© 2023 Innovation Trail

Historians debate location of early Dutch settlement in Albany

The Port of Albany has been the focus of a lot of attention lately because of community debate over the location of a proposed crude oil processing plant.

But before the industrial sites and rail yards moved in about 80 years ago, the port was known as Castle Island.

Several Capital Region historians believe the island is the site of the very first Dutch settlement in America, Fort Nassau. But nearly 400 years after it was abandoned, its exact location remains a mystery.

Two different local historians share what they know about the first fort in New York and possibly, America.

To get a clear view on the fort’s origins, I met up with retired historian Paul Huey at the Albany Public Library. The story of Fort Nassau begins with, who else, Henry Hudson.

In 1609 Hudson first sailed up the river that now bears his name. According Huey, a first mate on Hudson’s ship made a mistake in his navigation on that northward voyage…

“The measurements were 3 minutes off, at the tip of Manhattan Island where he took a reading and that error seems to have been consistent northward… it would place his northern most anchorage opposite the present day city of Albany, somewhere near state street. But if you subtract the 3 minutes in his minutes it places Henry Hudson at the Port of Albany.”

It was there Hudson met members of the Mowhawk and Mohegan nations.

“As soon as he returned back to England and then to the Netherlands word got out that the Indians that he has encountered were eager to trade their furs for European goods.”

Well, that opened the flood gates and numerous Dutch traders set sail for the ‘New World.’  

In 1614 Dutch trader, Hendrik Christensen decided the island had Hudson stumbled upon was the perfect site for a trading station and thus Fort Nassau was built. But Huey says that’s where the certainty ends…
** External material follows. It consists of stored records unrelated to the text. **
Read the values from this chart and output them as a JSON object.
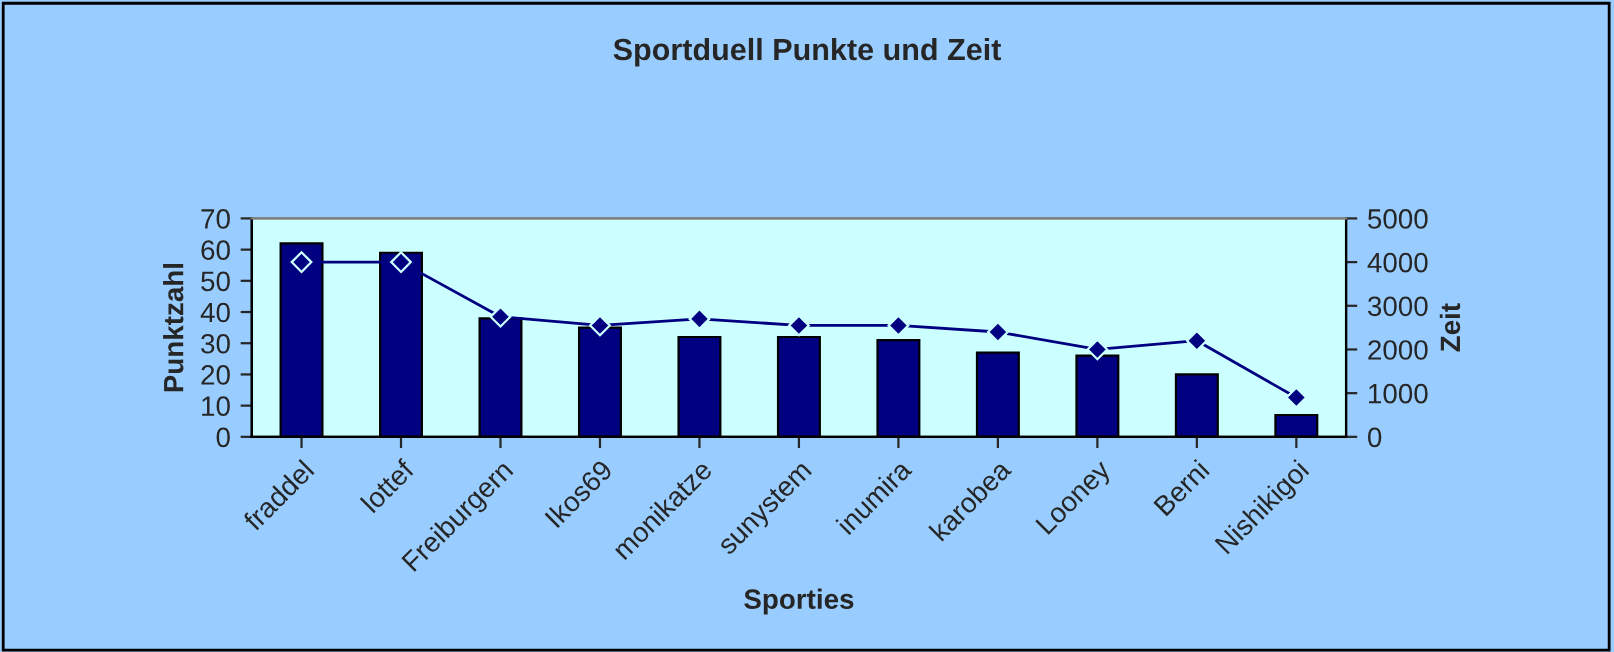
{
  "chart_data": {
    "type": "bar",
    "title": "Sportduell Punkte und Zeit",
    "xlabel": "Sporties",
    "ylabel": "Punktzahl",
    "y2label": "Zeit",
    "categories": [
      "fraddel",
      "lottef",
      "Freiburgern",
      "Ikos69",
      "monikatze",
      "sunystem",
      "inumira",
      "karobea",
      "Looney",
      "Berni",
      "Nishikigoi"
    ],
    "series": [
      {
        "color": "#000080",
        "values": [
          62,
          59,
          38,
          35,
          32,
          32,
          31,
          27,
          26,
          20,
          7
        ]
      },
      {
        "type": "line",
        "axis": "y2",
        "color": "#000080",
        "marker": "diamond",
        "line_style": "solid",
        "values": [
          4000,
          4000,
          2750,
          2550,
          2700,
          2550,
          2550,
          2400,
          2000,
          2200,
          900
        ]
      }
    ],
    "ylim": [
      0,
      70
    ],
    "yticks": [
      0,
      10,
      20,
      30,
      40,
      50,
      60,
      70
    ],
    "y2lim": [
      0,
      5000
    ],
    "y2ticks": [
      0,
      1000,
      2000,
      3000,
      4000,
      5000
    ],
    "grid": false,
    "legend": false
  }
}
“It’s very frustrating and the information is so sketchy about the fort and all we have are the dimensions of the building inside and the moat and the walls of the fort.”

So what is known?

“Actually if it was a typical Dutch fort we can surmise what it was like, because there are examples of forts of that size in the Netherlands today.”

To get a better feel for where the fort possibly stood, I head out to Castle Island or as it’s now known today, the Port of Albany.
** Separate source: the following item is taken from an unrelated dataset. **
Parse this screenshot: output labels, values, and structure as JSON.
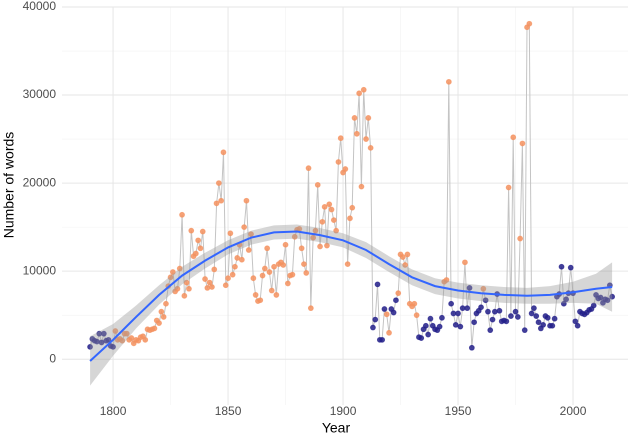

Don Rittner, a Capital Region historian gave his theory on Fort Nassau’s location at a diner across from Global Companies giant oil storage containers.

“We know the size of the fort. We know basically it was a 58 by 58 foot square palisaded, or stockade what we call which is a series of vertical or horizontal timbers to protect the trading house. The trading house was about 38 by 20. So that was inside the stockade area.”
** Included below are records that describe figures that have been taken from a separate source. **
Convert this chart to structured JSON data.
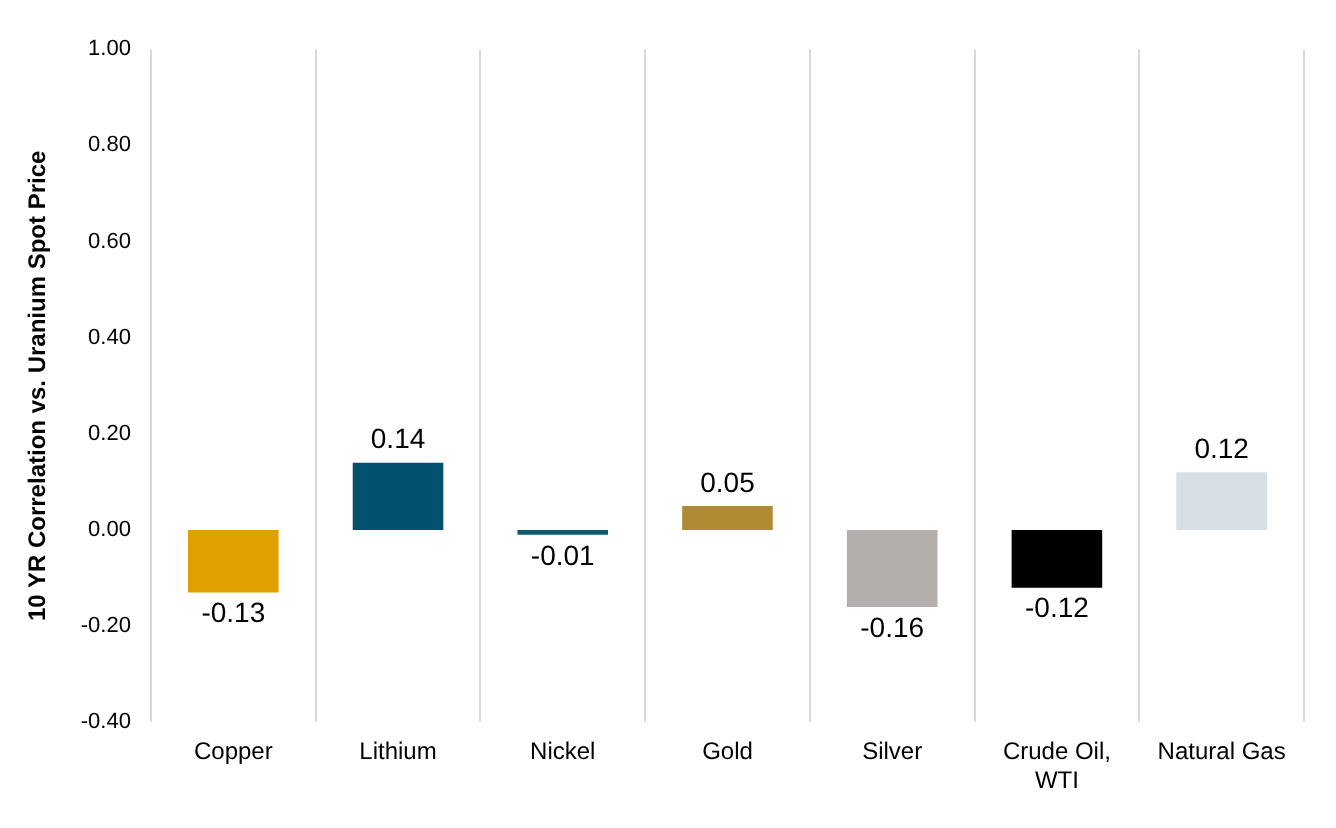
{
  "chart_data": {
    "type": "bar",
    "ylabel": "10 YR Correlation vs. Uranium Spot Price",
    "categories": [
      "Copper",
      "Lithium",
      "Nickel",
      "Gold",
      "Silver",
      "Crude Oil, WTI",
      "Natural Gas"
    ],
    "values": [
      -0.13,
      0.14,
      -0.01,
      0.05,
      -0.16,
      -0.12,
      0.12
    ],
    "colors": [
      "#e0a100",
      "#00506e",
      "#0f5a73",
      "#b08a32",
      "#b3adab",
      "#000000",
      "#d6dee6"
    ],
    "ylim": [
      -0.4,
      1.0
    ],
    "yticks": [
      {
        "value": -0.4,
        "label": "-0.40"
      },
      {
        "value": -0.2,
        "label": "-0.20"
      },
      {
        "value": 0,
        "label": "0.00"
      },
      {
        "value": 0.2,
        "label": "0.20"
      },
      {
        "value": 0.4,
        "label": "0.40"
      },
      {
        "value": 0.6,
        "label": "0.60"
      },
      {
        "value": 0.8,
        "label": "0.80"
      },
      {
        "value": 1.0,
        "label": "1.00"
      }
    ],
    "grid": "x",
    "data_labels": true,
    "legend": false
  }
}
However, Rittner says the fort at Castle Island did not last.

“The sight was on this island for 3 or 4 years, it kept getting flooded out each year by the river and then in 1624 they went over on land and they built back on the main land and they built what was called Fort Orange.”

Fort Orange lasted much longer than Nassau before it too was abandoned, buried in time and earth and was eventually excavated in 1970. Artifacts discovered there are on display across the Hudson River at Fort Crailo in Rensselaer.

But, given that Fort Nassau predates Fort Orange, Rittner thinks the site is worth  excavating as well.

“Here you’re talking about basically an island that’s only really been developed since the 1930’s and in this particular area there’s a lot of it that’s open and so I don’t think it would cost as much to do a full scale archeological excavation than if we were digging in the downtown.”

Back at the Albany Library, historian Paul Huey says it may not be that simple.

Beginning in the 1920’s when Castle Island was converted to the Port of Albany, Huey says the land was raised by 18-feet to prevent future flooding. The creek that separated the island from the mainland was filled in, and train tracks were built over it.

“If you look at the Vingboons map, he very carefully draws in the depth of the water around the castle island and the water is deepest and closest to the island at the northern end.”

And if you were going drop anchor and dock your ship, the northern end of the island was the most logical place to do it.

Which would mean the remains of Fort Nassau is most likely beneath Island Creek Park, where Broadway intersects with Church Street.

But it’s still an educated guess.

So why bother with the alleged existence of hastily planned and intentionally abandoned fort? Because, Don Rittner says, it’s still a crucial part of our collective history.

“The Dutch contributions to American civilization which began with the building of this fort in 1614. It was a Dutch occupation in this area for 60 years before the English took over that created all of our freedoms that we take for granted today. And so you would think that you would want to save and preserve the symbol of what it means to be an American. That’s what makes this site so important.”

Standing in the Port of Albany, possibly over the buried ruins of Fort Nassau, I’m Jenna Flanagan for the Innovation Trial.